Malcolm Harvey, University of Aberdeen, provides a rundown of the general election results in Scotland, asking is this the new norm?
As part of the Centre’s Devolution at Twenty series, I wrote about the Scottish party system, focusing largely on the changes to the party system within Holyrood. There I argued that the change of electoral system for the institution in 1999 began a ‘recalibration’ of the party system, but that party system itself remained largely frozen until the SNP minority government of 2007, when that system began to thaw. To continue that climate-related metaphor, the UK General Election of 2015 was a seismic event – the calving of an ice-shelf – as the SNP won 56 of the 59 seats available in Scotland. The 2016 Scottish Parliament election and the 2017 UK General Election indicated that this was something of a new reality, that the system was indeed in flux, but we could not be sure as to whether it would continue in this form or return to the ‘norm’.
The 2019 UK General Election appears to have given an answer here. This looks as if it might be the new norm.
Largely unexpectedly, the SNP won 48 of the 59 seats, including Kirkcaldy & Cowdenbeath, where their candidate was suspended from the party during the campaign, on 45% of the vote. Forty-five percent of the vote, of course, was what the Yes campaign achieved in the 2014 independence referendum. On that occasion, it wasn’t enough for victory, but in this election, it delivered 81% of the Scottish seats to the party. They made gains from all three of their opponents – perhaps, most notably, taking the scalp of Liberal Democrat leader Jo Swinson – but also lost North East Fife (2017 majority: 2) to the same party.
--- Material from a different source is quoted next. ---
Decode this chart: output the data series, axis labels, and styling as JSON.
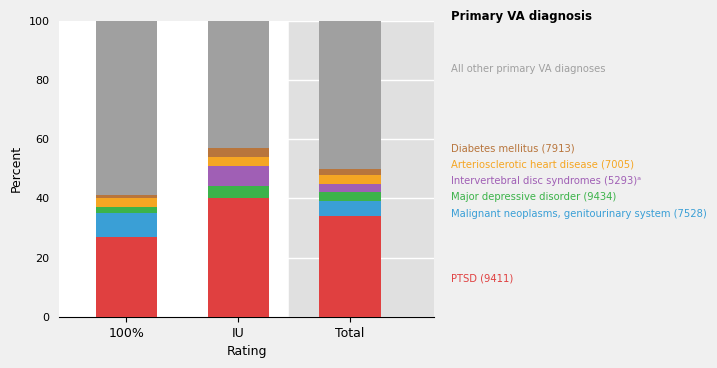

The Scottish Liberal Democrats – losing their leader notwithstanding – had a reasonably good night. Their vote share increased in all bar two seats: East Dunbartonshire, Swinson’s seat, and Orkney and Shetland, where Alistair Carmichael’s majority was reduced to 2,507 votes. Outside of those seats, they largely exceeded expectations, and while they were not entirely competitive in some areas, increasing vote shares are never a bad thing, and taking North East Fife from the SNP compensated (in numerical terms, at least) for the loss of East Dunbartonshire.
The Scottish Conservatives? A difficult night for the party, more than halving their representation from 2017 – and even those seats they held were on something of a reduced majority. The messaging in the campaign repeated elections in 2015, 2016, 2017 (twice) and the European Election earlier this year: vote for us to stop a second independence referendum. The problem for them is that, while it is a simple and effective slogan to a point, it leaves them in difficult position in terms of consistency. For if voters DON’T vote for them (as they didn’t earlier in the European Election earlier in 2019 – just 11.6% of the electorate backed them then), it becomes difficult to claim that this is what voters want. Nevertheless, 6 Scottish Conservatives will join the government benches in a healthy Conservative majority, and that will give them some comfort.
Another election, another disaster for Scottish Labour – which, at least on this occasion, was consistent with the party UK-wide. Losing all bar Ian Murray’s Edinburgh South constituency (again) on an 18% vote share, down 8.5% since 2017, ranks as one of their worst performances – though it was comfortably higher than the 9% returned in the earlier European election. It’s difficult to know where Scottish Labour go from here – though Murray was very forthright in his post-election speech that the party as a whole has to move away from Corbynism.
While much of the focus post-election has focused on mandates – a Conservative mandate for Brexit, an SNP mandate for a second independence referendum – perhaps there are two foci that are connected to but not directly linked to these issues.
The first is that both mandates, should we consider them viable, were achieved on less than 50% of the vote (43.6% and 45% respectively). Tactical voting has become predominant and there is a significant discrepancy between votes won and seats won. In short: the first past the post electoral system has some questions to answer, and though it has produced a significant majority in this instance, how it functions under the strain of a multi-party system will continue to attract debate.
The second is that, in a little under 18 months there will be an election to the Scottish Parliament. That election itself will be fought on the semi-proportional Additional Member System, and the focus will once again return to the party system at Holyrood. What impact the UK election will have on that is too early to say, but last night’s result does seem to indicate that the changes we’ve seen in the last decade or so seem to have stabilised. The SNP have become Scotland’s dominant party. The Conservatives have established themselves as their largest opposition – in the main, using their unionist rather than conservative credentials. The Liberal Democrats appear to be slowly recovering from their time in coalition government. And it appears that Labour, for a long time the dominant party of Scottish politics, are now flailing, looking for relevance in a party system that rewards definitive positioning.
The UK election results in Scotland suggest continuity with the past decade, a consolidation of the changed party system we’ve begun to see. How that interacts with the rest of the UK – and the devolved party system – remains to be seen.